Curriculum overview for A Level Mathematics

Curriculum intent – the knowledge, understanding and skills that students will learn
The knowledge, understanding and skills that students learn during the A Level Mathematics course will build upon topics and learning in GCSE Mathematics. Students will study both Pure Mathematics and Applied Mathematics, which is comprised of Statistics and Mechanics. In Pure Mathematics, students will develop their understanding of topics covered in GCSE Mathematics including: algebra, functions, coordinate geometry, proof, sequences, vectors and trigonometry. Students will also explore new Pure Mathematics topics: exponentials and logarithms, differentiation, integration and numerical methods. Students will learn how to answer problems which combine knowledge of these different areas of Mathematics, with a focus on mathematical modelling and real-life applications. In Statistics, students will build upon prior knowledge of statistics and data handling from the GCSE course. They will be introduced to statistical distributions and statistical hypothesis testing and deepen their understanding of probability. In Mechanics, students will explore kinematics, forces, Newton’s laws and moments – most of which will be new concepts for students. 

Curriculum implementation – teaching, learning and assessment strategies
The summative assessments that take place during the A Level mathematics course are cumulative, which means they will be based on the topics taught since the beginning of the course, with a focus on recent topics. Students will either be assessed on Pure Mathematics, Statistics or Mechanics in each assessment. Formative assessment will be embedded during each lesson which will allow teachers to adapt planning to respond to misconceptions that arise and ensure students are being appropriately challenged. Timed exam questions will be used frequently during lessons to help prepare students for the demands of public examinations. Mathematics topics in all three elements of the course are ‘building blocks’ which are strategically sequenced to build on prior learning in previous topics. 

Curriculum impact – intended outcomes for students 
The intended outcome of this qualification is to enable students to extend their range of mathematical skills and techniques and recognise when mathematics can be used to analyse and solve a problem in context.
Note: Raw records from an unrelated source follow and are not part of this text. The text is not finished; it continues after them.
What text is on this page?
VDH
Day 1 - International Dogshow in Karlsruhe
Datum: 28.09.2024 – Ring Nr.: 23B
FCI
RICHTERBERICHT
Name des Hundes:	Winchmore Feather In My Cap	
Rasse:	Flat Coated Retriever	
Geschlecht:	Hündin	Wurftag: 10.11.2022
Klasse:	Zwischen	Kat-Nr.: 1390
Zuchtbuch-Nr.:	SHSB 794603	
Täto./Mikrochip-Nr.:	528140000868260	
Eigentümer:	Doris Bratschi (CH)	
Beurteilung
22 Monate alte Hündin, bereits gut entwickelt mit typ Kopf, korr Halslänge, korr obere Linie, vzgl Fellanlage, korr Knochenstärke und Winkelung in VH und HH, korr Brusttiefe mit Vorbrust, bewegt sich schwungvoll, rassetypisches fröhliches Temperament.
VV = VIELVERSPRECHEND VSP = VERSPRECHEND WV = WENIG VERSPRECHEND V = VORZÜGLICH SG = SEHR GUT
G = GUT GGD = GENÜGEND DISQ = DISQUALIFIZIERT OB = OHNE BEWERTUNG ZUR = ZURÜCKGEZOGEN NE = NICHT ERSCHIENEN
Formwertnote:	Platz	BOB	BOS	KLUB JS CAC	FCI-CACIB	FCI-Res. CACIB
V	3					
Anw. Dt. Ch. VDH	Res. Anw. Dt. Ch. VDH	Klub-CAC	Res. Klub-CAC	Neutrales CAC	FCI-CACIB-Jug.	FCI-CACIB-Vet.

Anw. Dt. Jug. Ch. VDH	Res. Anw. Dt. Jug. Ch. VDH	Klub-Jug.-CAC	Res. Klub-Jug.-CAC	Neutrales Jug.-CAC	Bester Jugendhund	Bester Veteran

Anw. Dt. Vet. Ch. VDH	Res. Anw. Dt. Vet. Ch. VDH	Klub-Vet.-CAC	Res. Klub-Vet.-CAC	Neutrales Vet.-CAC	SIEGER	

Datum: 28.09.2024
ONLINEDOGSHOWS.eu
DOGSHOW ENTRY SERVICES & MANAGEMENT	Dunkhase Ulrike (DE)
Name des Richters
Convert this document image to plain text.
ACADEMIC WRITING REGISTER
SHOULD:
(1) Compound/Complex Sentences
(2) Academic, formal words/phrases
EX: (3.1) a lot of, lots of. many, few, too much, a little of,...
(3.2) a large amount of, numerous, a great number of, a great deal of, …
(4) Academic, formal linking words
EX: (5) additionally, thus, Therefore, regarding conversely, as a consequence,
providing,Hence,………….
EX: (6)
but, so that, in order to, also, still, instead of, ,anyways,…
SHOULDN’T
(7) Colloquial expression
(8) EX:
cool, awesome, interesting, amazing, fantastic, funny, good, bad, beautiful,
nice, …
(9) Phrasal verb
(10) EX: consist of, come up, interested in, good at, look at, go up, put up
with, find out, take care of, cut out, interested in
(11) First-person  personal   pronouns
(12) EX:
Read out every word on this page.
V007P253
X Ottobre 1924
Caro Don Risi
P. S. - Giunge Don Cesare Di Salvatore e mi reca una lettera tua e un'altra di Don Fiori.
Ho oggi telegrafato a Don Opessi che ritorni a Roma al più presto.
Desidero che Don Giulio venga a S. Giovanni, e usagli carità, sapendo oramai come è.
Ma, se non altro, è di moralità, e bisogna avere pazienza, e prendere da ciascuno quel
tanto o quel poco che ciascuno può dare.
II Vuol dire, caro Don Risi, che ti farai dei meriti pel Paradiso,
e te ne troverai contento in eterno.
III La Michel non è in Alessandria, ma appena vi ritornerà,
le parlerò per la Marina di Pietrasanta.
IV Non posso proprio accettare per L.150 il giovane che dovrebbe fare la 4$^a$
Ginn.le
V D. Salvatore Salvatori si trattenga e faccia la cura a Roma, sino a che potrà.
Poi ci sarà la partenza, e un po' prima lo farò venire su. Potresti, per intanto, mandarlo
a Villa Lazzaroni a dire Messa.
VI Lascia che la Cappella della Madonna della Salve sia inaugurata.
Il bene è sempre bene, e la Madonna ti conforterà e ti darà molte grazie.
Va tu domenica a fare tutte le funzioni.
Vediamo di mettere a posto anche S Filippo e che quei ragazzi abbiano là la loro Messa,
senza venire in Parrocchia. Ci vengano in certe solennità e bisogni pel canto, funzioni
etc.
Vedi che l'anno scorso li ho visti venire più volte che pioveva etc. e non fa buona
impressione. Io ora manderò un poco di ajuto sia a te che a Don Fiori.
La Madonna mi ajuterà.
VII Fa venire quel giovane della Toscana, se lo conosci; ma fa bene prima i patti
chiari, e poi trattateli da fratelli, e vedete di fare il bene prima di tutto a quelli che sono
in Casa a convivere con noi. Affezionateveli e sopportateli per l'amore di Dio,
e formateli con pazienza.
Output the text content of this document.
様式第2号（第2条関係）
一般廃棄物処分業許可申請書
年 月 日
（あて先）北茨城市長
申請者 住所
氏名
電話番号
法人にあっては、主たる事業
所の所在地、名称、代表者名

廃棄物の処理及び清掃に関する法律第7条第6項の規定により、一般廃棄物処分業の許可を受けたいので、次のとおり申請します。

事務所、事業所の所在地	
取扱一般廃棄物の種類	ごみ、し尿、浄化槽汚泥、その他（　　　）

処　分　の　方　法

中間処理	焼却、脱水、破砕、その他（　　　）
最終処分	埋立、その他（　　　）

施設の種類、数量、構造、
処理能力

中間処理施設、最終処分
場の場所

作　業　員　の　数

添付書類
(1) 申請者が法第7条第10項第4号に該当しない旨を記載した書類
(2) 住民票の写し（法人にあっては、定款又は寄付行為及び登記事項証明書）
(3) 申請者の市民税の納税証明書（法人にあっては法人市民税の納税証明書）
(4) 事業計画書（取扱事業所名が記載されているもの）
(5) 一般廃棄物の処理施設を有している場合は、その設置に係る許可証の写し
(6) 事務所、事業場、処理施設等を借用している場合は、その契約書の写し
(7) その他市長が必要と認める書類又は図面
Students will be able to use mathematical knowledge to make logical and reasoned decisions when solving problems, interpret solutions and communicate their interpretation effectively in the context of the problem. Students will acquire insight into how different areas of mathematics are connected and use technology such as calculators and computers effectively. Throughout the course students will develop the ability to construct mathematical proofs, reason logically and recognise incorrect reasoning. They will learn how to draw diagrams and sketch graphs to help explore mathematical situations and interpret solutions. By the end of the A Level Mathematics course, students will understand mathematics and mathematical processes in a way that provides a strong foundation for progress to further study and they will be able to apply mathematics in other fields of study. 

Course overview for A Level Mathematics

Exam board: Edexcel https://qualifications.pearson.com/en/qualifications/edexcel-a-levels/mathematics-2017.html
Coursework: N/A

Paper 1: Pure Mathematics Paper 1            

Paper 2: Pure Mathematics Paper 2                

Paper 3: Statistics and Mechanics                 
Section A: Statistics
Section B: Mechanics